Man kann es sich besser gar nicht ausmalen: Drogenexzesse, Sex-Geschichtchen und die tiefsten menschlichen Abgründe, die man sich eigentlich nicht einmal vorzustellen wagt. Das alles auch noch vor der Kullisse dieser Stadt, die, wie die Menschen, die dort leben, immer wieder gern beweist, wie schön und hässlig sie zu gleich sein kann.
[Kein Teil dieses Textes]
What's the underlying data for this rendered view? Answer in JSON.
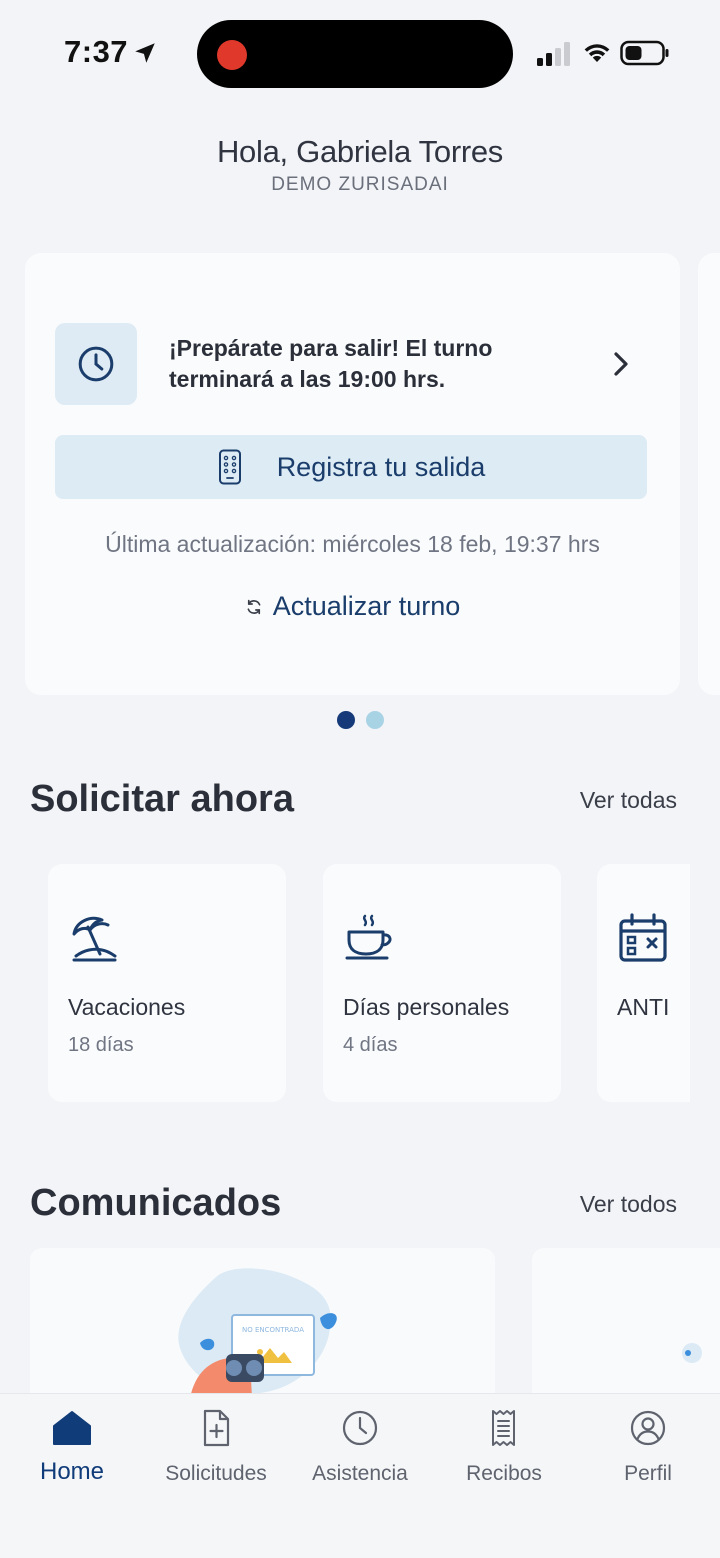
{
  "status_bar": {
    "time": "7:37",
    "icons": [
      "location-arrow-icon",
      "signal-icon",
      "wifi-icon",
      "battery-icon"
    ]
  },
  "greeting": {
    "name": "Hola, Gabriela Torres",
    "company": "DEMO ZURISADAI"
  },
  "shift_card": {
    "icon": "clock-icon",
    "message": "¡Prepárate para salir! El turno terminará a las 19:00 hrs.",
    "register_label": "Registra tu salida",
    "last_update": "Última actualización: miércoles 18 feb, 19:37 hrs",
    "refresh_label": "Actualizar turno",
    "carousel": {
      "pages": 2,
      "active_index": 0
    }
  },
  "requests": {
    "title": "Solicitar ahora",
    "see_all": "Ver todas",
    "items": [
      {
        "name": "Vacaciones",
        "days": "18 días",
        "icon": "beach-umbrella-icon"
      },
      {
        "name": "Días personales",
        "days": "4 días",
        "icon": "coffee-cup-icon"
      },
      {
        "name": "ANTI",
        "days": "",
        "icon": "calendar-x-icon"
      }
    ]
  },
  "news": {
    "title": "Comunicados",
    "see_all": "Ver todos",
    "image_text": "NO ENCONTRADA"
  },
  "bottom_nav": {
    "items": [
      {
        "label": "Home",
        "icon": "home-icon",
        "active": true
      },
      {
        "label": "Solicitudes",
        "icon": "document-plus-icon",
        "active": false
      },
      {
        "label": "Asistencia",
        "icon": "clock-icon",
        "active": false
      },
      {
        "label": "Recibos",
        "icon": "receipt-icon",
        "active": false
      },
      {
        "label": "Perfil",
        "icon": "user-circle-icon",
        "active": false
      }
    ]
  },
  "colors": {
    "primary": "#16397a",
    "accent_light": "#dcebf4",
    "dot_inactive": "#a8d3e5",
    "background": "#f3f4f7",
    "record": "#e0392b"
  }
}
In der Info zum Buch heißt es: „Die Protagonisten der Stories in »Meine 500 besten Freunde« sind ständig damit beschäftigt, etwas darzustellen, bestenfalls sich selbst. Es ist das Personal, das im Berlin von heute allabendlich die Tische in den teureren Restaurants bevölkert, wo dann manchmal, wenn alles passt, so ein Flirren in der Luft liegt. Kurz. Sie sind eitel, verzweifelt, an sich selbst berauscht, angestrengt, rührend und lächerlich – und sie gäben viel darum, irgendwie bedeutender zu sein.“

Johanna Adorján weiß anscheinend sehr genau, wo von sie redet, sind ihre Sätze nüchtern und doch auf den Punkt mit einer solchen Distanz und trotzdem unter die Oberfläche schauend verfasst. Ein kleiner bitterer Beigeschmack bleibt jedoch nach dem Lesen übrig. Eine Frage bleibt zurück: Sind wir nicht alle ein bisschen oberflächlich?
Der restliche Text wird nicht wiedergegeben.